The numbers calculated for this graduation year, considered year 2011, will not be used for accountability purposes statewide (but will be used nationally) and are not a negative reflection of graduation rates. Though the numbers are slightly lower, graduation rates are actually increasing, according to Barge.
“We’ve known for some time and communicated that this new (four-year) formula would show a lower graduation rate than the rate under the previous formula; however, regardless of calculation formula, the state has significantly raised graduation rates over the last several years, but there is still much work to do,” said Barge.
Calhoun High School
The numbers are significantly lower in Calhoun City Schools due to an error detected in the recently released rates, according to Calhoun City School Superintendent Michele Taylor.
“We have identified data uploading concerns that contributed to some of the declines. These concerns have been reported to the GADOE. This preliminary rate will not count for accountability purposes,” Taylor.
Seventeen students moved out of state from Calhoun High School and were not properly “coded” as transfers, so they were configured into the new formula as dropouts, according to Taylor.
According to Cardoza, the appeal process for incorrect numbers regarding the new four-year cohort rate calculations has not been specified yet.
If schools can provide documentation on where the students in question transferred to, they will be coded accordingly as transfers, as opposed to dropouts.
Students are coded depending on their status, and calculated into both the four-year and five-year cohort rates to determine graduation rates, according to Cardoza.
Working with the GADOE, Taylor provided the proper paperwork to account for the 17 students in question. The students were coded properly, according to Taylor, and the four-year cohort rate was recalculated by the state at 85.28 percent.
“The preliminary report from the Georgia Department of Education (GADOE) stated that Calhoun High School’s cohort graduation rate was 79.44 percent,” said Taylor. “After reviewing data uploading procedures with accountability specialists from the State Department of Education, we anticipate that the new rate calculation for Calhoun High School will be 85.28 percent.”
The recalculated rate of 85.28 percent is an “anticipated recalculation,” according to Taylor and had not been officially released as of press time.
“The adjustment of 17 students will favorably affect the new graduation rate (of Calhoun High),” said Nancy H. Haight Accountability Specialist of the GADOE.

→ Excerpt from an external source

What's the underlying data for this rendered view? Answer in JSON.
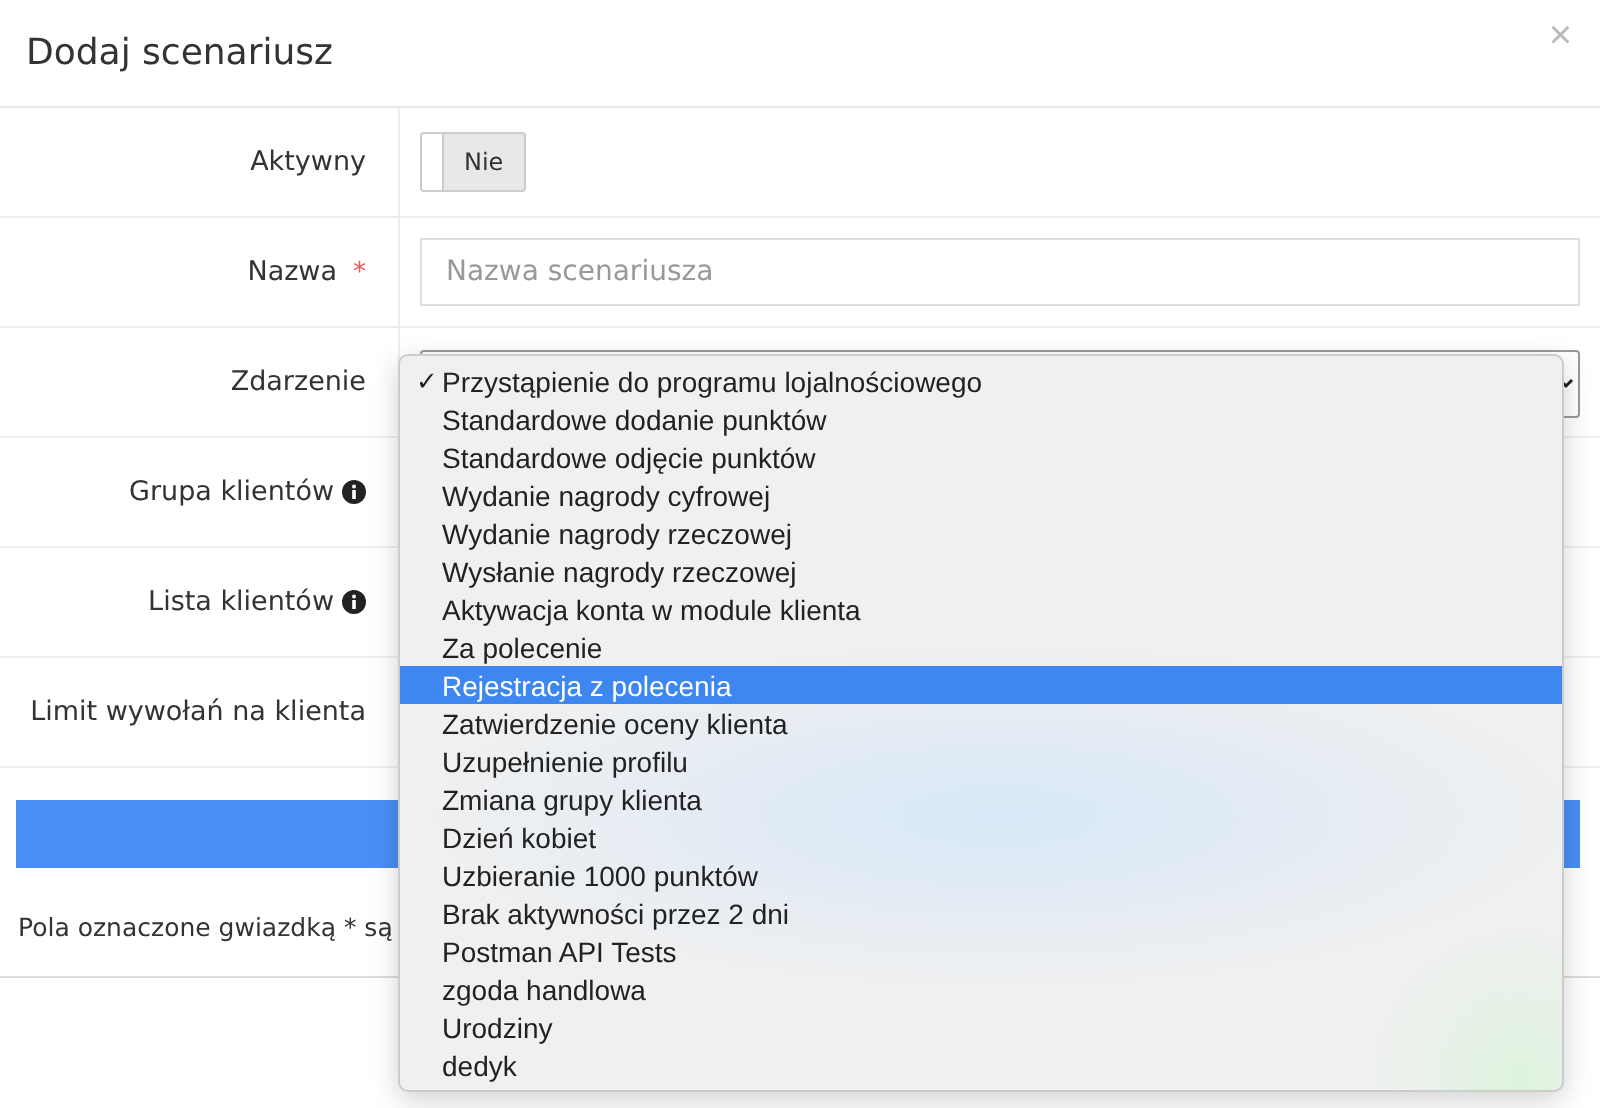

Taylor is hoping to prevent similar mistakes in the future by working with the GADOE.
“We are pleased to be able to work with the GADOE through this transition phase to ensure proper uploading procedures,” said Taylor. “Calhoun High School is already working on data records to make sure that all reports accurately reflect the new cohort graduation rate for the 2011-2012 school year.”
Gordon County School System
Gordon County is currently facing a similar dilemma, according to Gordon County Superintendent Dr. Bill McCown.
“We (Gordon County School System) are still accountable for the Downing Clark students. We have their children counted in our scores although we didn’t educate them,” said McCown.
The same problem applies from Calhoun High School to Gordon County system high schools.
Students who attended the Downing Clark Center, a residential private school, were not properly withdrawn from the county school system, thus these students are coded as “dropouts” in the school system’s graduation rate, according to Cardoza.
Consequentially, the graduation rates of the Gordon County School System will be affected for possibly the next four years.
For example, if a student was a freshman at the Downing Clark Center, and not formally withdrawn from the school system, that student will be coded as a drop out for the next four years, decreasing the graduation rate for the school system for the next four years, according to Cardoza.
Though graduation rates are lower with the new four-year formula, Gordon County Schools and Calhoun City Schools graduation rates are among the highest in the northwest region of the state.